Contact corresponding author: Richard Siegert

http://doi.org/10.1136/thoraxjnl-2015-207315

Abstract:

Background: A range of questionnaires have been used to assess health-related quality of life (HRQOL) in bronchiectasis. A systematic review was conducted to evaluate their psychometric properties and assess associations between HRQOL and clinical measures.
Methods: Five electronic databases were searched. Studies eligible for inclusion were those that investigated the validity of HRQOL questionnaires and/or their association with other outcomes in adults with bronchiectasis. Patients with cystic fibrosis were excluded. The identified questionnaires were assessed for convergent, discriminant and cross-cultural translation validity; missing data, floor and ceiling effects, internal consistency, responsiveness and test-retest reliability. A meta-analysis was conducted to estimate the strength of associations between HRQOL and clinical measures.
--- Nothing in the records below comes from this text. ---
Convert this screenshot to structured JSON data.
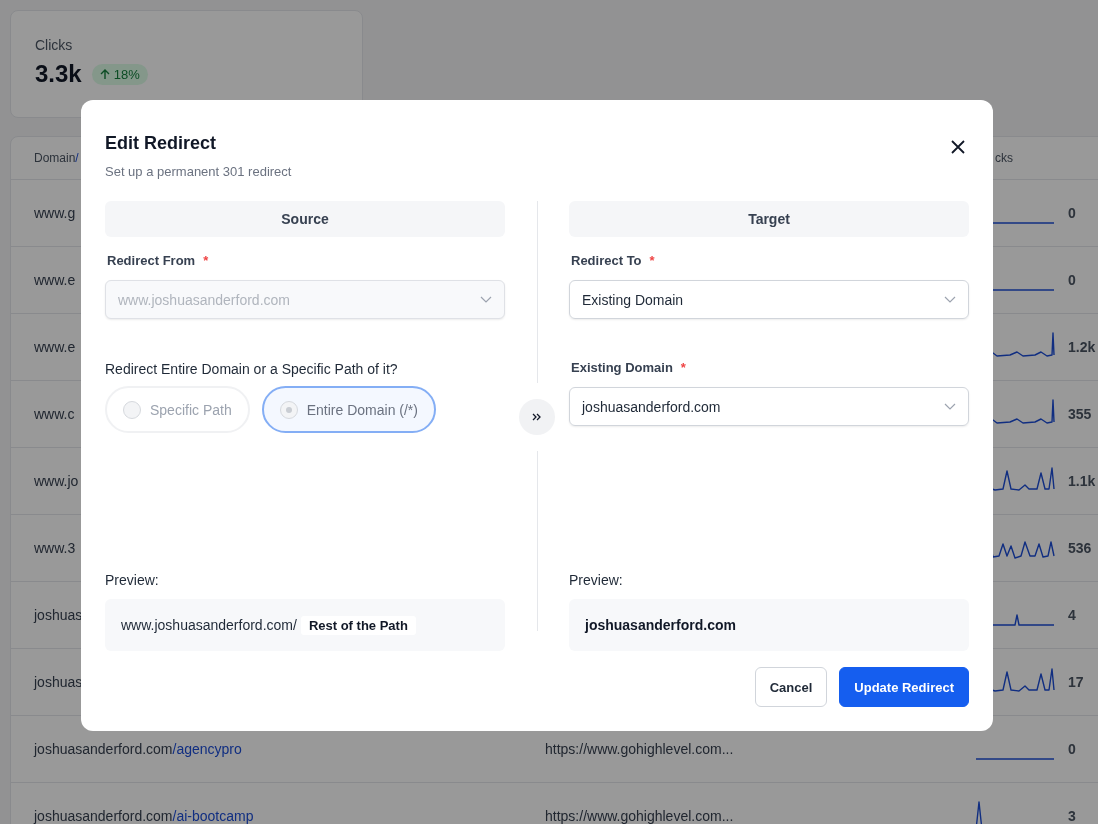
{
  "stats_card": {
    "label": "Clicks",
    "value": "3.3k",
    "change": {
      "text": "18%",
      "kind": "up"
    }
  },
  "table": {
    "columns": [
      {
        "label": "Domain",
        "accent": "/"
      },
      {
        "label": "cks"
      }
    ],
    "rows": [
      {
        "domain": "www.g",
        "clicks": "0",
        "sparkline": {
          "kind": "flat"
        }
      },
      {
        "domain": "www.e",
        "clicks": "0",
        "sparkline": {
          "kind": "flat"
        }
      },
      {
        "domain": "www.e",
        "clicks": "1.2k",
        "sparkline": {
          "kind": "tail"
        }
      },
      {
        "domain": "www.c",
        "clicks": "355",
        "sparkline": {
          "kind": "tail"
        }
      },
      {
        "domain": "www.jo",
        "clicks": "1.1k",
        "sparkline": {
          "kind": "peaks"
        }
      },
      {
        "domain": "www.3",
        "clicks": "536",
        "sparkline": {
          "kind": "waves"
        }
      },
      {
        "domain": "joshuas",
        "clicks": "4",
        "sparkline": {
          "kind": "spike"
        }
      },
      {
        "domain": "joshuas",
        "clicks": "17",
        "sparkline": {
          "kind": "peaks"
        }
      },
      {
        "domain": "joshuasanderford.com",
        "path": "/agencypro",
        "target": "https://www.gohighlevel.com...",
        "clicks": "0",
        "sparkline": {
          "kind": "flat"
        }
      },
      {
        "domain": "joshuasanderford.com",
        "path": "/ai-bootcamp",
        "target": "https://www.gohighlevel.com...",
        "clicks": "3",
        "sparkline": {
          "kind": "first"
        }
      }
    ]
  },
  "dialog": {
    "title": "Edit Redirect",
    "subtitle": "Set up a permanent 301 redirect",
    "source": {
      "heading": "Source",
      "from": {
        "label": "Redirect From",
        "required_mark": "*",
        "value": "www.joshuasanderford.com",
        "disabled": true
      },
      "scope_question": "Redirect Entire Domain or a Specific Path of it?",
      "scope_options": [
        {
          "label": "Specific Path",
          "selected": false
        },
        {
          "label": "Entire Domain (/*)",
          "selected": true
        }
      ],
      "preview_label": "Preview:",
      "preview_text": "www.joshuasanderford.com/",
      "preview_chip": "Rest of the Path"
    },
    "target": {
      "heading": "Target",
      "to": {
        "label": "Redirect To",
        "required_mark": "*",
        "value": "Existing Domain",
        "disabled": false
      },
      "domain": {
        "label": "Existing Domain",
        "required_mark": "*",
        "value": "joshuasanderford.com",
        "disabled": false
      },
      "preview_label": "Preview:",
      "preview_text": "joshuasanderford.com"
    },
    "buttons": [
      {
        "label": "Cancel",
        "kind": "secondary"
      },
      {
        "label": "Update Redirect",
        "kind": "primary"
      }
    ]
  }
}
Results: From 1918 studies identified, 43 studies were included in the systematic review, of which 38 were suitable for the meta-analysis. Nine HRQOL questionnaires were identified, with the most widely used being: St George’s Respiratory Questionnaire, Leicester Cough Questionnaire, Quality of Life–Bronchiectasis and Short Form-36. HRQOL questionnaires had moderate to good internal consistency and good test-retest reliability.
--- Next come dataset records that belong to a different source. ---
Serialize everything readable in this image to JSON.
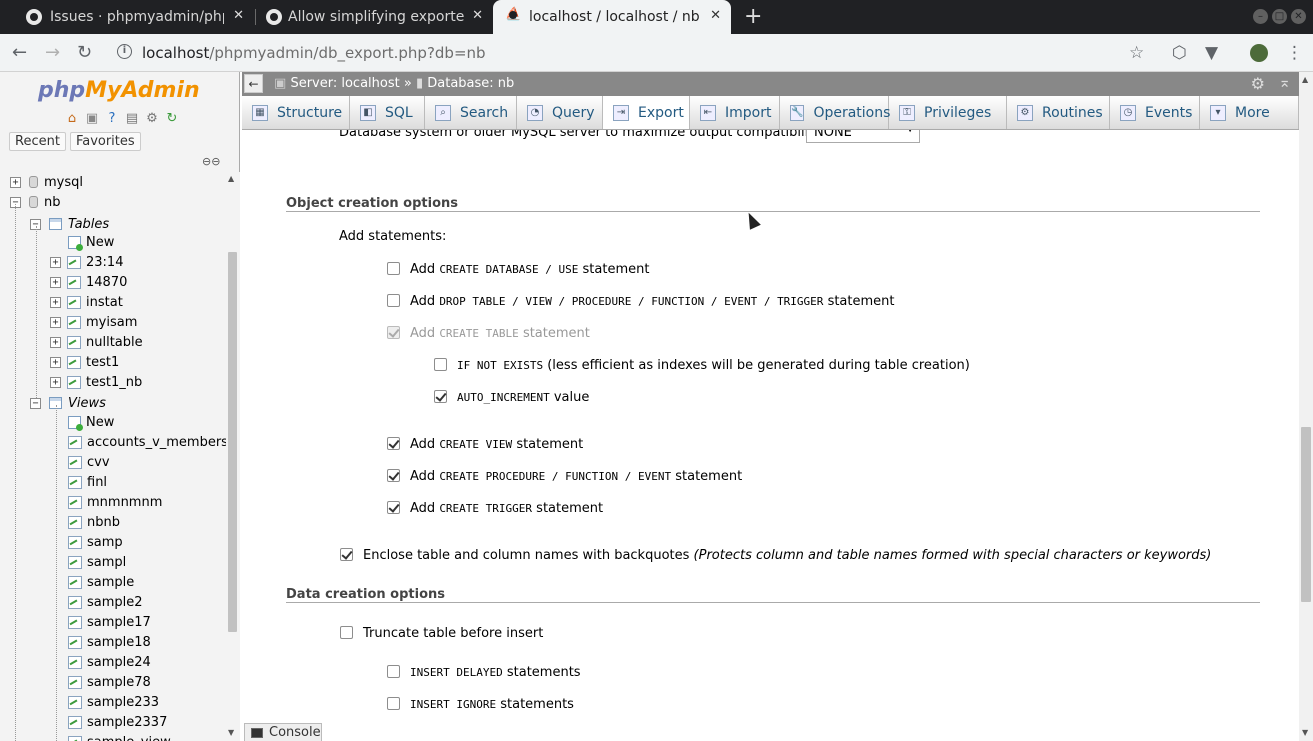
{
  "browser": {
    "tabs": [
      {
        "title": "Issues · phpmyadmin/php"
      },
      {
        "title": "Allow simplifying exporte"
      },
      {
        "title": "localhost / localhost / nb"
      }
    ],
    "new_tab": "+",
    "url_host": "localhost",
    "url_path": "/phpmyadmin/db_export.php?db=nb",
    "info": "i"
  },
  "pma": {
    "logo_php": "php",
    "logo_myadmin": "MyAdmin",
    "recent": "Recent",
    "favorites": "Favorites",
    "tree": {
      "dbs": [
        "mysql",
        "nb"
      ],
      "tables_label": "Tables",
      "new_label": "New",
      "tables": [
        "23:14",
        "14870",
        "instat",
        "myisam",
        "nulltable",
        "test1",
        "test1_nb"
      ],
      "views_label": "Views",
      "views": [
        "accounts_v_members",
        "cvv",
        "finl",
        "mnmnmnm",
        "nbnb",
        "samp",
        "sampl",
        "sample",
        "sample2",
        "sample17",
        "sample18",
        "sample24",
        "sample78",
        "sample233",
        "sample2337",
        "sample_view"
      ]
    },
    "breadcrumb": {
      "server": "Server: localhost",
      "sep": "»",
      "database": "Database: nb"
    },
    "menu": [
      "Structure",
      "SQL",
      "Search",
      "Query",
      "Export",
      "Import",
      "Operations",
      "Privileges",
      "Routines",
      "Events",
      "More"
    ],
    "content": {
      "compat_text": "Database system or older MySQL server to maximize output compatibility with:",
      "compat_value": "NONE",
      "object_legend": "Object creation options",
      "add_statements": "Add statements:",
      "opt_create_db": {
        "pre": "Add",
        "code": "CREATE DATABASE / USE",
        "post": "statement",
        "checked": false
      },
      "opt_drop": {
        "pre": "Add",
        "code": "DROP TABLE / VIEW / PROCEDURE / FUNCTION / EVENT / TRIGGER",
        "post": "statement",
        "checked": false
      },
      "opt_create_table": {
        "pre": "Add",
        "code": "CREATE TABLE",
        "post": "statement",
        "checked": true,
        "disabled": true
      },
      "opt_if_not_exists": {
        "code": "IF NOT EXISTS",
        "post": "(less efficient as indexes will be generated during table creation)",
        "checked": false
      },
      "opt_auto_inc": {
        "code": "AUTO_INCREMENT",
        "post": "value",
        "checked": true
      },
      "opt_create_view": {
        "pre": "Add",
        "code": "CREATE VIEW",
        "post": "statement",
        "checked": true
      },
      "opt_create_proc": {
        "pre": "Add",
        "code": "CREATE PROCEDURE / FUNCTION / EVENT",
        "post": "statement",
        "checked": true
      },
      "opt_create_trigger": {
        "pre": "Add",
        "code": "CREATE TRIGGER",
        "post": "statement",
        "checked": true
      },
      "opt_backquotes": {
        "label": "Enclose table and column names with backquotes",
        "note": "(Protects column and table names formed with special characters or keywords)",
        "checked": true
      },
      "data_legend": "Data creation options",
      "opt_truncate": {
        "label": "Truncate table before insert",
        "checked": false
      },
      "opt_insert_delayed": {
        "code": "INSERT DELAYED",
        "post": "statements",
        "checked": false
      },
      "opt_insert_ignore": {
        "code": "INSERT IGNORE",
        "post": "statements",
        "checked": false
      }
    },
    "console": "Console"
  }
}
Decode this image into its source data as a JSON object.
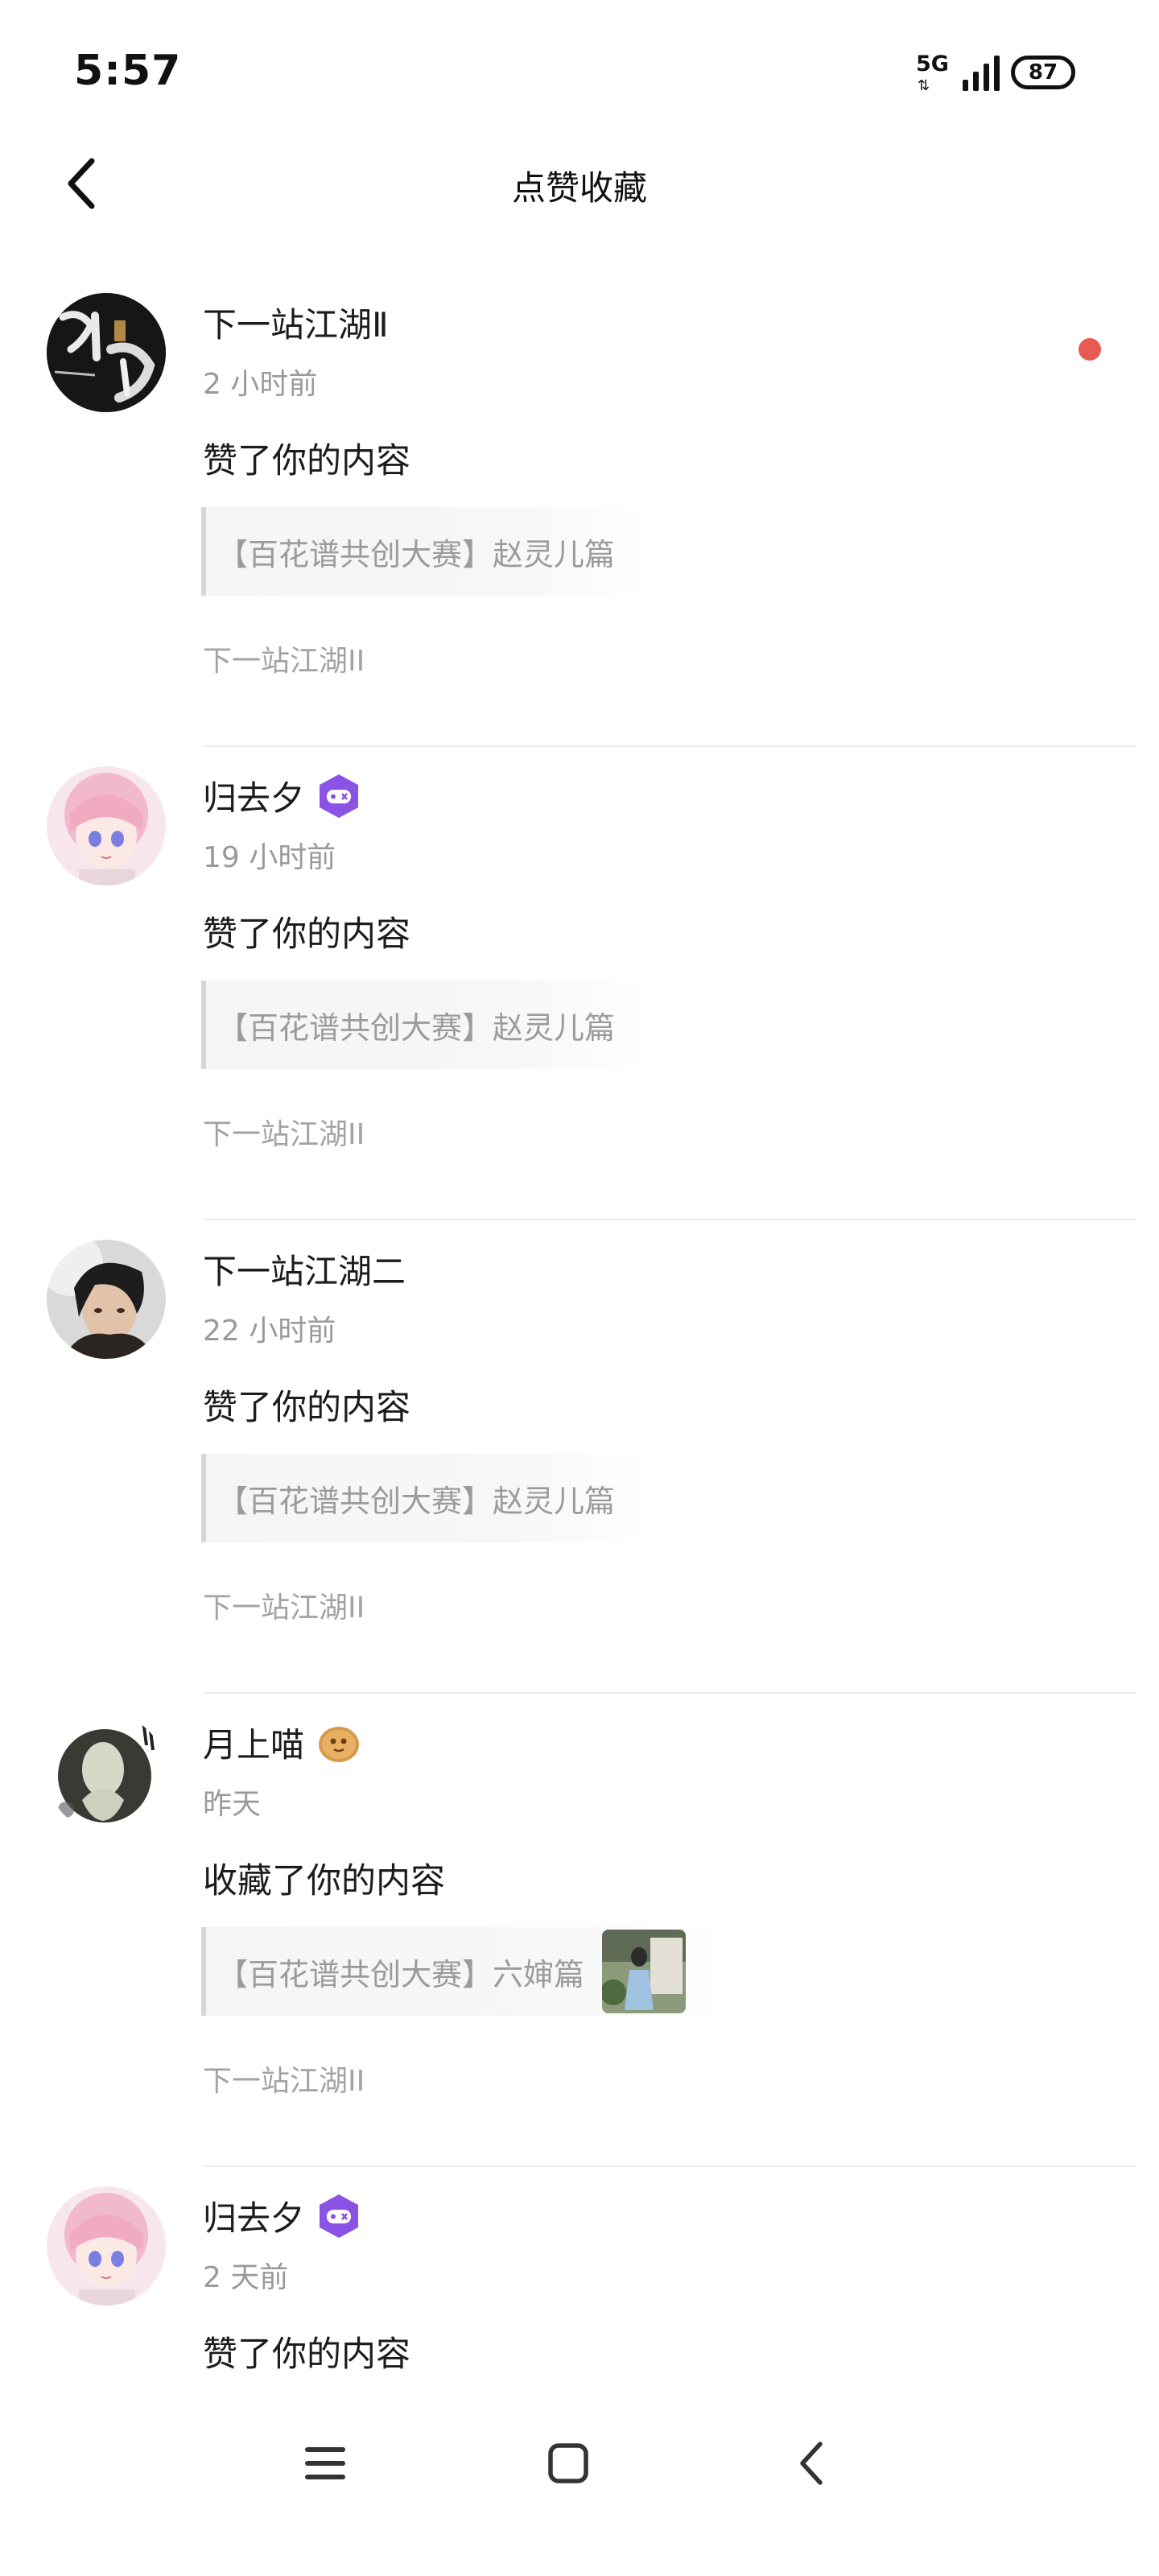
{
  "status_bar": {
    "time": "5:57",
    "network": "5G",
    "network_sub": "⇅",
    "battery": "87"
  },
  "header": {
    "title": "点赞收藏"
  },
  "items": [
    {
      "user": "下一站江湖Ⅱ",
      "time": "2 小时前",
      "action": "赞了你的内容",
      "quote": "【百花谱共创大赛】赵灵儿篇",
      "source": "下一站江湖II",
      "unread": true,
      "avatar_text": "江湖"
    },
    {
      "user": "归去夕",
      "time": "19 小时前",
      "action": "赞了你的内容",
      "quote": "【百花谱共创大赛】赵灵儿篇",
      "source": "下一站江湖II",
      "badge": "game-controller-badge"
    },
    {
      "user": "下一站江湖二",
      "time": "22 小时前",
      "action": "赞了你的内容",
      "quote": "【百花谱共创大赛】赵灵儿篇",
      "source": "下一站江湖II"
    },
    {
      "user": "月上喵",
      "time": "昨天",
      "action": "收藏了你的内容",
      "quote": "【百花谱共创大赛】六婶篇",
      "source": "下一站江湖II",
      "badge": "cookie-badge",
      "has_thumbnail": true
    },
    {
      "user": "归去夕",
      "time": "2 天前",
      "action": "赞了你的内容",
      "badge": "game-controller-badge"
    }
  ],
  "colors": {
    "unread_dot": "#e85b52",
    "badge_purple": "#8b52e6",
    "divider": "#ececec"
  }
}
Only 8 of 18 studies that used translated HRQOL questionnaires reported or referred to the validity of the translated questionnaire. There was a stronger correlation (mean r (95% CI)) between HRQOL and subjective outcome measures, such as dyspnoea (0.55 (0.41 to 0.68)) and fatigue (0.42 (0.23 to 0.58)) compared with objective measures; exercise capacity (−0.41 (−0.54 to −0.24)), FEV1% predicted (−0.31 (−0.40 to −0.23)) and extent of bronchiectasis on CT scan (0.35 (0.03 to 0.61)); all p<0.001.
Conclusions: This review supports most HRQOL questionnaires used in bronchiectasis have good psychometric properties. There was a weak to moderate association between HRQOL and objective outcome measures. This suggests that HRQOL questionnaires assess a unique aspect of health not captured by objective measures.